Asymptotic construction of Reissner-like composite plate theory with accurate strain recovery

The focus of this paper is to develop an asymptotically correct theory for composite laminated plates when each lamina exhibits monoclinic material symmetry. The development starts with formulation of the three-dimensional (3-D), anisotropic elasticity problem in which the deformation of the reference surface is expressed in terms of intrinsic two-dimensional (2-D) variables. The variational asymptotic method is then used to rigorously split this 3-D problem into a linear one-dimensional normal-line analysis and a nonlinear 2-D plate analysis accounting for classical as well as transverse shear deformation. The normal-line analysis provides a constitutive law between the generalized, 2-D strains and stress resultants as well as recovering relations to approximately but accurately express the 3-D displacement, strain and stress fields in terms of plate variables calculated in the plate analysis.
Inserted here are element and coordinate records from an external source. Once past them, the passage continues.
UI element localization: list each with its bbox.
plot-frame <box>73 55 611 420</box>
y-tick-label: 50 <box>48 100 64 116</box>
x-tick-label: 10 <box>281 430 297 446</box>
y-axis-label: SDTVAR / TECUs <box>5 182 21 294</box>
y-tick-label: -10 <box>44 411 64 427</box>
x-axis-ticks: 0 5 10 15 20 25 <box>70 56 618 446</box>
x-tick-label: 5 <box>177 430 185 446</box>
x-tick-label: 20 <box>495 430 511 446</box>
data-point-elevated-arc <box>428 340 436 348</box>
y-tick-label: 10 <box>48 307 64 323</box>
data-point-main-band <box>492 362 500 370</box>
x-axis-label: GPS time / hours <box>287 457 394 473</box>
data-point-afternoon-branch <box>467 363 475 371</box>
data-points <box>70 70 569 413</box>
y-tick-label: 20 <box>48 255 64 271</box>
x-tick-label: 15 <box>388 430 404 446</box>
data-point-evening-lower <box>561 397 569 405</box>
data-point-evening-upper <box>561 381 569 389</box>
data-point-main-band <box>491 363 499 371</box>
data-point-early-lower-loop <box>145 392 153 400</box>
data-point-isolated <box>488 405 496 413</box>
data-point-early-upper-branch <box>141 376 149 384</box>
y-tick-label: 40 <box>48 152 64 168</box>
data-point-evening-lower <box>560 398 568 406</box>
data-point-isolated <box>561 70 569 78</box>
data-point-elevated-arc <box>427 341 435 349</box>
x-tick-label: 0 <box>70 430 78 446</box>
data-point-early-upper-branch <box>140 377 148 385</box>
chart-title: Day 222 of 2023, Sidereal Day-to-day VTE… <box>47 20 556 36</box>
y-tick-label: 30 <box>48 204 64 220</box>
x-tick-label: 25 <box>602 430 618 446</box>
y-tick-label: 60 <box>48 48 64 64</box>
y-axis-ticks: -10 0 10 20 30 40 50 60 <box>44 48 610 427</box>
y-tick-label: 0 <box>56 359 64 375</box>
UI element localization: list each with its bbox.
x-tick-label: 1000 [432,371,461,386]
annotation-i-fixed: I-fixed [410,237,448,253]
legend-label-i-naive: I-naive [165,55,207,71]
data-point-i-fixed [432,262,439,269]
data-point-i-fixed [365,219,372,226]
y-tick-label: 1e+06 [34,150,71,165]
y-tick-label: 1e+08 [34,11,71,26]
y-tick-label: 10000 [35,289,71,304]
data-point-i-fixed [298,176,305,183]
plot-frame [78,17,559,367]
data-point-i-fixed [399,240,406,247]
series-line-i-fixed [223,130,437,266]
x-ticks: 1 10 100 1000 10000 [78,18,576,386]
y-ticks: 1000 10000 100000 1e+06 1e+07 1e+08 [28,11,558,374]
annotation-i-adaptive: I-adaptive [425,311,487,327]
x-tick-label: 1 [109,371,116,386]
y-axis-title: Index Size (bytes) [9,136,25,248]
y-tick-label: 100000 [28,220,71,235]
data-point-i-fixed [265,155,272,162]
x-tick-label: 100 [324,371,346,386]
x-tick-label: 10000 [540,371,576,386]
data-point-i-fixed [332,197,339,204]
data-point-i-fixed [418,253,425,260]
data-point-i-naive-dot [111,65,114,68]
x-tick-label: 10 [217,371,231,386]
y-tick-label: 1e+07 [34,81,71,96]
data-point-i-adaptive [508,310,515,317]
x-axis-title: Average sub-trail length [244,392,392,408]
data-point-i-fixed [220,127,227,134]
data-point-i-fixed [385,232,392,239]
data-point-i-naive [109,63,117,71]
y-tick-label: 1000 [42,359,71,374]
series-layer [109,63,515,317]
It is known that more than one theory may exist that is asymptotically correct to a given order. This nonuniqueness is used to cast a strain energy functional that is asymptotically correct through the second order into a simple “Reissner-like” plate theory. Although it is not possible in general to construct an asymptotically correct Reissner-like composite plate theory, an optimization procedure is used to drive the present theory as close to being asymptotically correct as possible while maintaining the beauty of the Reissner-like formulation. Numerical results are presented to compare with the exact solution as well as a previous similar yet very different theory. The present theory has excellent agreement with the previous theory and exact results.